If you’re experiencing more than a few of those burnout symptoms regularly, it’s time to take a break.

How to ask for a mental health day

Most companies don’t define how paid time off and sick days can and can’t be used — you just take them as you need them. But, it’s a good idea to communicate with your supervisor about what’s going on. Tell them you need a day or two of rest to recharge and recover from work-related stress or personal issues outside of work. Explain that by taking time to focus on your mental health, you’ll be able to come back to work with a fresh perspective and renewed energy — which will, in turn, make you more productive than if you’d pushed through your workload with no energy or motivation.

If you don’t feel comfortable talking to your boss, meet with your human resources department — especially if you need more than just a day or two to address concerns about your mental state.

How to spend your mental health day

Mental health days can be whatever you need them to be. Get a few extra hours of sleep, make yourself a healthy breakfast, go for a walk outside (or head to the gym) — just don’t take any phone calls or texts from work, and refrain from checking and responding to email. The whole point of a mental health day is to give yourself a break, so make sure you follow through. You can also try these ideas for self-care, or make an appointment to see your therapist.

Anything that gets you moving in a positive direction will make your mental health day worthwhile and beneficial. If you’re feeling guilty for taking the day off, remember that prioritizing your mental well-being is a perfectly legitimate reason to miss work or school.  

When a mental health day isn’t enough

While taking a short amount of time away from your responsibilities can be beneficial, feeling like you need a break every other week can be a warning sign.

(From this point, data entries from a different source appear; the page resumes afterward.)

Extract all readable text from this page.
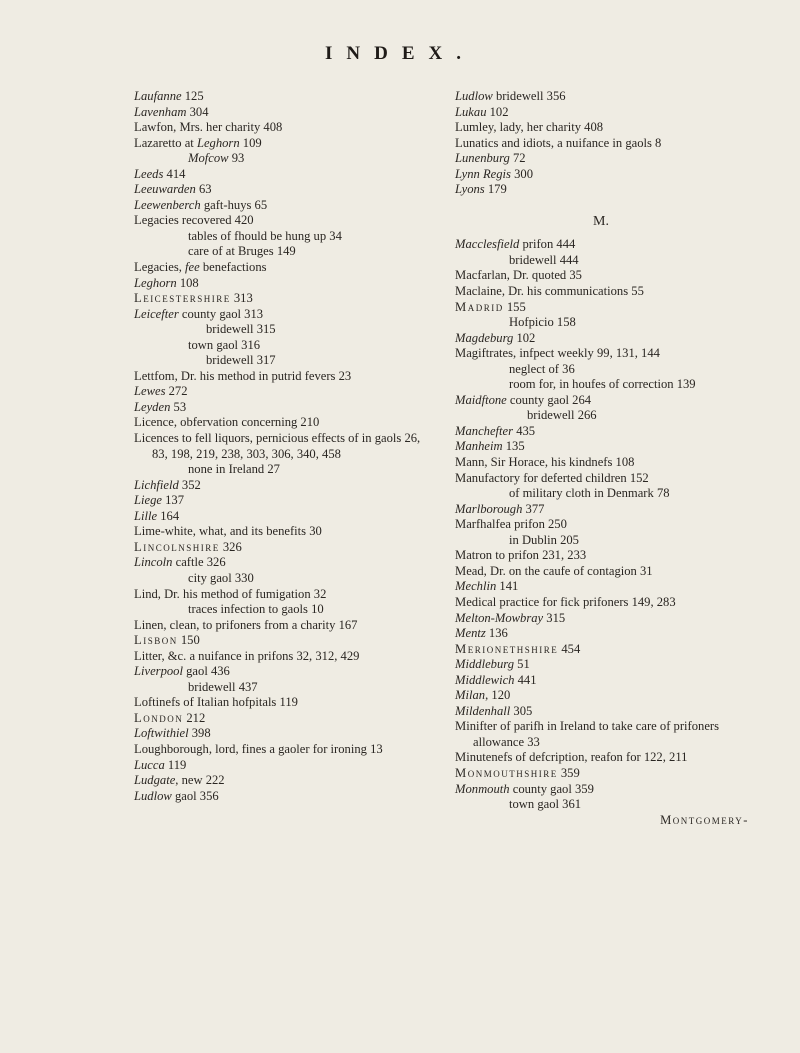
INDEX.
Laufanne 125
Lavenham 304
Lawfon, Mrs. her charity 408
Lazaretto at Leghorn 109
Mofcow 93
Leeds 414
Leeuwarden 63
Leewenberch gaft-huys 65
Legacies recovered 420
tables of fhould be hung up 34
care of at Bruges 149
Legacies, fee benefactions
Leghorn 108
Leicestershire 313
Leicefter county gaol 313
bridewell 315
town gaol 316
bridewell 317
Lettfom, Dr. his method in putrid fevers 23
Lewes 272
Leyden 53
Licence, obfervation concerning 210
Licences to fell liquors, pernicious effects of in gaols 26, 83, 198, 219, 238, 303, 306, 340, 458
none in Ireland 27
Lichfield 352
Liege 137
Lille 164
Lime-white, what, and its benefits 30
Lincolnshire 326
Lincoln caftle 326
city gaol 330
Lind, Dr. his method of fumigation 32
traces infection to gaols 10
Linen, clean, to prifoners from a charity 167
Lisbon 150
Litter, &c. a nuifance in prifons 32, 312, 429
Liverpool gaol 436
bridewell 437
Loftinefs of Italian hofpitals 119
London 212
Loftwithiel 398
Loughborough, lord, fines a gaoler for ironing 13
Lucca 119
Ludgate, new 222
Ludlow gaol 356
Ludlow bridewell 356
Lukau 102
Lumley, lady, her charity 408
Lunatics and idiots, a nuifance in gaols 8
Lunenburg 72
Lynn Regis 300
Lyons 179
M.
Macclesfield prifon 444
bridewell 444
Macfarlan, Dr. quoted 35
Maclaine, Dr. his communications 55
Madrid 155
Hofpicio 158
Magdeburg 102
Magiftrates, infpect weekly 99, 131, 144
neglect of 36
room for, in houfes of correction 139
Maidftone county gaol 264
bridewell 266
Manchefter 435
Manheim 135
Mann, Sir Horace, his kindnefs 108
Manufactory for deferted children 152
of military cloth in Denmark 78
Marlborough 377
Marfhalfea prifon 250
in Dublin 205
Matron to prifon 231, 233
Mead, Dr. on the caufe of contagion 31
Mechlin 141
Medical practice for fick prifoners 149, 283
Melton-Mowbray 315
Mentz 136
Merionethshire 454
Middleburg 51
Middlewich 441
Milan, 120
Mildenhall 305
Minifter of parifh in Ireland to take care of prifoners allowance 33
Minutenefs of defcription, reafon for 122, 211
Monmouthshire 359
Monmouth county gaol 359
town gaol 361
Montgomery-
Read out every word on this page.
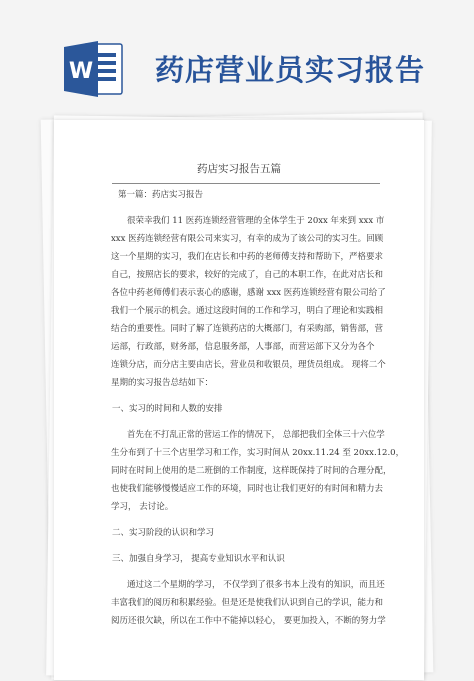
W 药店营业员实习报告
药店实习报告五篇
第一篇：药店实习报告
很荣幸我们 11 医药连锁经营管理的全体学生于 20xx 年来到 xxx 市
xxx 医药连锁经营有限公司来实习，有幸的成为了该公司的实习生。回顾
这一个星期的实习，我们在店长和中药的老师傅支持和帮助下，严格要求
自己，按照店长的要求，较好的完成了，自己的本职工作，在此对店长和
各位中药老师傅们表示衷心的感谢，感谢 xxx 医药连锁经营有限公司给了
我们一个展示的机会。通过这段时间的工作和学习，明白了理论和实践相
结合的重要性。同时了解了连锁药店的大概部门，有采购部，销售部，营
运部，行政部，财务部，信息服务部，人事部，而营运部下又分为各个
连锁分店，而分店主要由店长，营业员和收银员，理货员组成。 现将二个
星期的实习报告总结如下：
一、实习的时间和人数的安排
首先在不打乱正常的营运工作的情况下， 总部把我们全体三十六位学
生分布到了十三个店里学习和工作，实习时间从 20xx.11.24 至 20xx.12.0，
同时在时间上使用的是二班倒的工作制度，这样既保持了时间的合理分配，
也使我们能够慢慢适应工作的环境，同时也让我们更好的有时间和精力去
学习， 去讨论。
二、实习阶段的认识和学习
三、加强自身学习， 提高专业知识水平和认识
通过这二个星期的学习， 不仅学到了很多书本上没有的知识，而且还
丰富我们的阅历和积累经验。但是还是使我们认识到自己的学识，能力和
阅历还很欠缺，所以在工作中不能掉以轻心， 要更加投入，不断的努力学
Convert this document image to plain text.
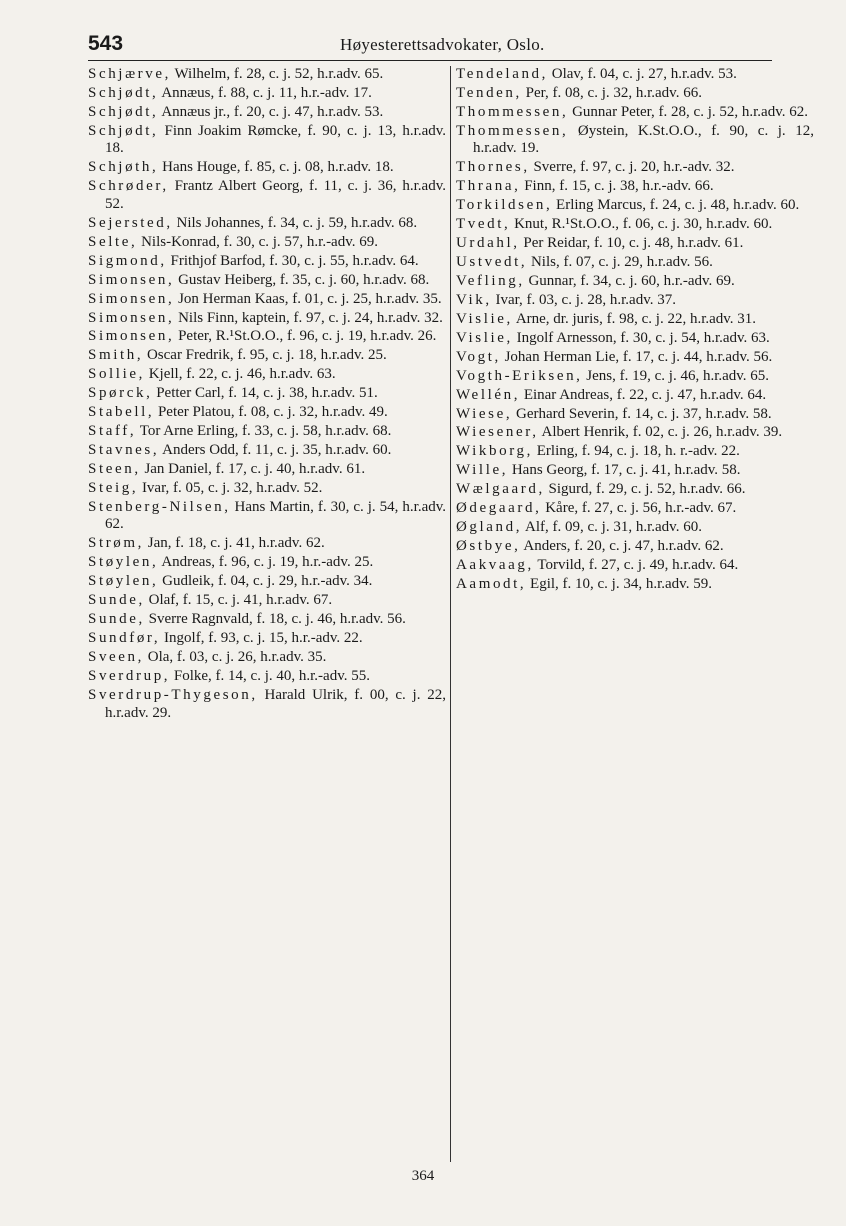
543	Høyesterettsadvokater, Oslo.
Schjærve, Wilhelm, f. 28, c. j. 52, h.r.adv. 65.
Schjødt, Annæus, f. 88, c. j. 11, h.r.-adv. 17.
Schjødt, Annæus jr., f. 20, c. j. 47, h.r.adv. 53.
Schjødt, Finn Joakim Rømcke, f. 90, c. j. 13, h.r.adv. 18.
Schjøth, Hans Houge, f. 85, c. j. 08, h.r.adv. 18.
Schrøder, Frantz Albert Georg, f. 11, c. j. 36, h.r.adv. 52.
Sejersted, Nils Johannes, f. 34, c. j. 59, h.r.adv. 68.
Selte, Nils-Konrad, f. 30, c. j. 57, h.r.-adv. 69.
Sigmond, Frithjof Barfod, f. 30, c. j. 55, h.r.adv. 64.
Simonsen, Gustav Heiberg, f. 35, c. j. 60, h.r.adv. 68.
Simonsen, Jon Herman Kaas, f. 01, c. j. 25, h.r.adv. 35.
Simonsen, Nils Finn, kaptein, f. 97, c. j. 24, h.r.adv. 32.
Simonsen, Peter, R.¹St.O.O., f. 96, c. j. 19, h.r.adv. 26.
Smith, Oscar Fredrik, f. 95, c. j. 18, h.r.adv. 25.
Sollie, Kjell, f. 22, c. j. 46, h.r.adv. 63.
Spørck, Petter Carl, f. 14, c. j. 38, h.r.adv. 51.
Stabell, Peter Platou, f. 08, c. j. 32, h.r.adv. 49.
Staff, Tor Arne Erling, f. 33, c. j. 58, h.r.adv. 68.
Stavnes, Anders Odd, f. 11, c. j. 35, h.r.adv. 60.
Steen, Jan Daniel, f. 17, c. j. 40, h.r.adv. 61.
Steig, Ivar, f. 05, c. j. 32, h.r.adv. 52.
Stenberg-Nilsen, Hans Martin, f. 30, c. j. 54, h.r.adv. 62.
Strøm, Jan, f. 18, c. j. 41, h.r.adv. 62.
Støylen, Andreas, f. 96, c. j. 19, h.r.-adv. 25.
Støylen, Gudleik, f. 04, c. j. 29, h.r.-adv. 34.
Sunde, Olaf, f. 15, c. j. 41, h.r.adv. 67.
Sunde, Sverre Ragnvald, f. 18, c. j. 46, h.r.adv. 56.
Sundfør, Ingolf, f. 93, c. j. 15, h.r.-adv. 22.
Sveen, Ola, f. 03, c. j. 26, h.r.adv. 35.
Sverdrup, Folke, f. 14, c. j. 40, h.r.-adv. 55.
Sverdrup-Thygeson, Harald Ulrik, f. 00, c. j. 22, h.r.adv. 29.
Tendeland, Olav, f. 04, c. j. 27, h.r.adv. 53.
Tenden, Per, f. 08, c. j. 32, h.r.adv. 66.
Thommessen, Gunnar Peter, f. 28, c. j. 52, h.r.adv. 62.
Thommessen, Øystein, K.St.O.O., f. 90, c. j. 12, h.r.adv. 19.
Thornes, Sverre, f. 97, c. j. 20, h.r.-adv. 32.
Thrana, Finn, f. 15, c. j. 38, h.r.-adv. 66.
Torkildsen, Erling Marcus, f. 24, c. j. 48, h.r.adv. 60.
Tvedt, Knut, R.¹St.O.O., f. 06, c. j. 30, h.r.adv. 60.
Urdahl, Per Reidar, f. 10, c. j. 48, h.r.adv. 61.
Ustvedt, Nils, f. 07, c. j. 29, h.r.adv. 56.
Vefling, Gunnar, f. 34, c. j. 60, h.r.-adv. 69.
Vik, Ivar, f. 03, c. j. 28, h.r.adv. 37.
Vislie, Arne, dr. juris, f. 98, c. j. 22, h.r.adv. 31.
Vislie, Ingolf Arnesson, f. 30, c. j. 54, h.r.adv. 63.
Vogt, Johan Herman Lie, f. 17, c. j. 44, h.r.adv. 56.
Vogth-Eriksen, Jens, f. 19, c. j. 46, h.r.adv. 65.
Wellén, Einar Andreas, f. 22, c. j. 47, h.r.adv. 64.
Wiese, Gerhard Severin, f. 14, c. j. 37, h.r.adv. 58.
Wiesener, Albert Henrik, f. 02, c. j. 26, h.r.adv. 39.
Wikborg, Erling, f. 94, c. j. 18, h. r.-adv. 22.
Wille, Hans Georg, f. 17, c. j. 41, h.r.adv. 58.
Wælgaard, Sigurd, f. 29, c. j. 52, h.r.adv. 66.
Ødegaard, Kåre, f. 27, c. j. 56, h.r.-adv. 67.
Øgland, Alf, f. 09, c. j. 31, h.r.adv. 60.
Østbye, Anders, f. 20, c. j. 47, h.r.adv. 62.
Aakvaag, Torvild, f. 27, c. j. 49, h.r.adv. 64.
Aamodt, Egil, f. 10, c. j. 34, h.r.adv. 59.
364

One in five Americans experiences some form of mental illness each year, according to the National Alliance on Mental Illness External Site.

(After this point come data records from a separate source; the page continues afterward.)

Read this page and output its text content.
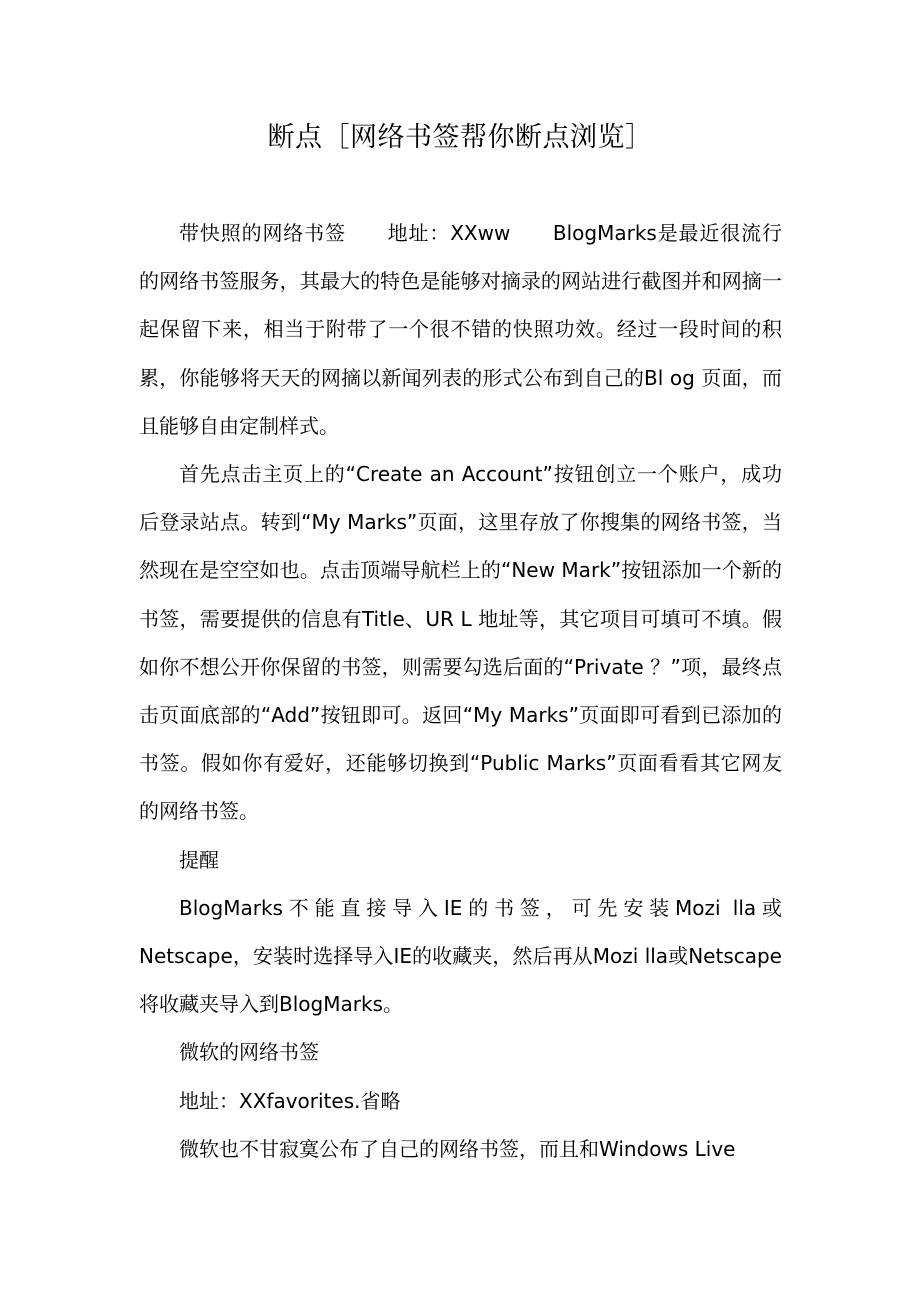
断点［网络书签帮你断点浏览］

带快照的网络书签　　地址：XXww　　BlogMarks是最近很流行的网络书签服务，其最大的特色是能够对摘录的网站进行截图并和网摘一起保留下来，相当于附带了一个很不错的快照功效。经过一段时间的积累，你能够将天天的网摘以新闻列表的形式公布到自己的Bl og 页面，而且能够自由定制样式。

首先点击主页上的“Create an Account”按钮创立一个账户，成功后登录站点。转到“My Marks”页面，这里存放了你搜集的网络书签，当然现在是空空如也。点击顶端导航栏上的“New Mark”按钮添加一个新的书签，需要提供的信息有Title、UR L 地址等，其它项目可填可不填。假如你不想公开你保留的书签，则需要勾选后面的“Private ？”项，最终点击页面底部的“Add”按钮即可。返回“My Marks”页面即可看到已添加的书签。假如你有爱好，还能够切换到“Public Marks”页面看看其它网友的网络书签。

提醒

BlogMarks不能直接导入IE的书签，可先安装Mozi lla或Netscape，安装时选择导入IE的收藏夹，然后再从Mozi lla或Netscape将收藏夹导入到BlogMarks。

微软的网络书签

地址：XXfavorites.省略

微软也不甘寂寞公布了自己的网络书签，而且和Windows Live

If you recognize the following symptoms of anxiety, depression, and other mental health conditions, it may be time to speak with your personal doctor:

  • Constant worrying
  • No interest in daily activities
  • Intrusive thoughts or distorted thinking
  • Prolonged sadness
  • Loss of energy or motivation
  • Difficulty thinking, concentrating or making decisions

There are many different treatment options for mental health conditions, including medication and therapy. If you don’t have a personal doctor or therapist, you can log in or register for myWellmark® Opens New Window to find one near you and make sure they’re covered under your benefits. If you find the wait times to see an in-person mental health provider are too long, try seeing a virtual provider.

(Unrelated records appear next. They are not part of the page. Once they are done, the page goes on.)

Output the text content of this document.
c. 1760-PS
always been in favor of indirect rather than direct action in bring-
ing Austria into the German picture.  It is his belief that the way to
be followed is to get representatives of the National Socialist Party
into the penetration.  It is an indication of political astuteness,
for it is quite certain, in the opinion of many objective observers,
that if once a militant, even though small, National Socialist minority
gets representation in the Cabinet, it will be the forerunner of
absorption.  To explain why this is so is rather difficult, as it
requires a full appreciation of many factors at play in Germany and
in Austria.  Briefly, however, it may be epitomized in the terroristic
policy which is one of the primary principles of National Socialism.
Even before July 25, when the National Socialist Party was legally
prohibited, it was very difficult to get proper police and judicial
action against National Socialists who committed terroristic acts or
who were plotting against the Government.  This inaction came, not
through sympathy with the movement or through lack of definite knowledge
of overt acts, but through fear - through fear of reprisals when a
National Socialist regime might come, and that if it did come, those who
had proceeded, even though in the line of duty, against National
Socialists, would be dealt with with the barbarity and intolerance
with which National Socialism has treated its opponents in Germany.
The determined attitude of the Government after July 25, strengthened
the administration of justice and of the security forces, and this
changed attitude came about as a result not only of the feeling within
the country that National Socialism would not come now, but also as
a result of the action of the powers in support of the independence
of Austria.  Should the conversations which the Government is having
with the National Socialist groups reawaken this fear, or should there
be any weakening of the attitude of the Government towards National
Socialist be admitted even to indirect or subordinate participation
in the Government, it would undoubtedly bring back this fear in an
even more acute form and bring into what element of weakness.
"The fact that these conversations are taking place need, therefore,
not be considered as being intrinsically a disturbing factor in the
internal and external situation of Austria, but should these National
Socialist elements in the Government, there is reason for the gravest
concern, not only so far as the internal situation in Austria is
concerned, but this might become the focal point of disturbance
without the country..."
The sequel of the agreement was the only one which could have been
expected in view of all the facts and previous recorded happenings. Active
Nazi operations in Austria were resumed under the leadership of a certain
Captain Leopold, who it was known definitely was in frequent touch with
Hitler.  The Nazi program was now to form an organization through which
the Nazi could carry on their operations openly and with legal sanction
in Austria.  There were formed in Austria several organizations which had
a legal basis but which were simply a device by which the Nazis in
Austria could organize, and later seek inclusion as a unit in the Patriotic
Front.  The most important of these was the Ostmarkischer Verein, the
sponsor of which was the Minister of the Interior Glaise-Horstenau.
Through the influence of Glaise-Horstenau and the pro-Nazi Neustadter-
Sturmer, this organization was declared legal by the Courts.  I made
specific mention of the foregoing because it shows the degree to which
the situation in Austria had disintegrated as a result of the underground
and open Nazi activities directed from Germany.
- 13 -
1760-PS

Virtual visits are a standard benefit for most Wellmark Blue Cross and Blue Shield members through Doctor On Demand® External Site. The service will help connect you with a licensed psychologist or board-certified psychiatrist, depending on the type of care you need.

And, if you feel you need immediate assistance and support regarding your mental well-being, call the National Depressive/Manic-Depressive Association Hotline at 800-826-3632 or the Crisis Call Center’s 24-hour hotline at 775-784-8090.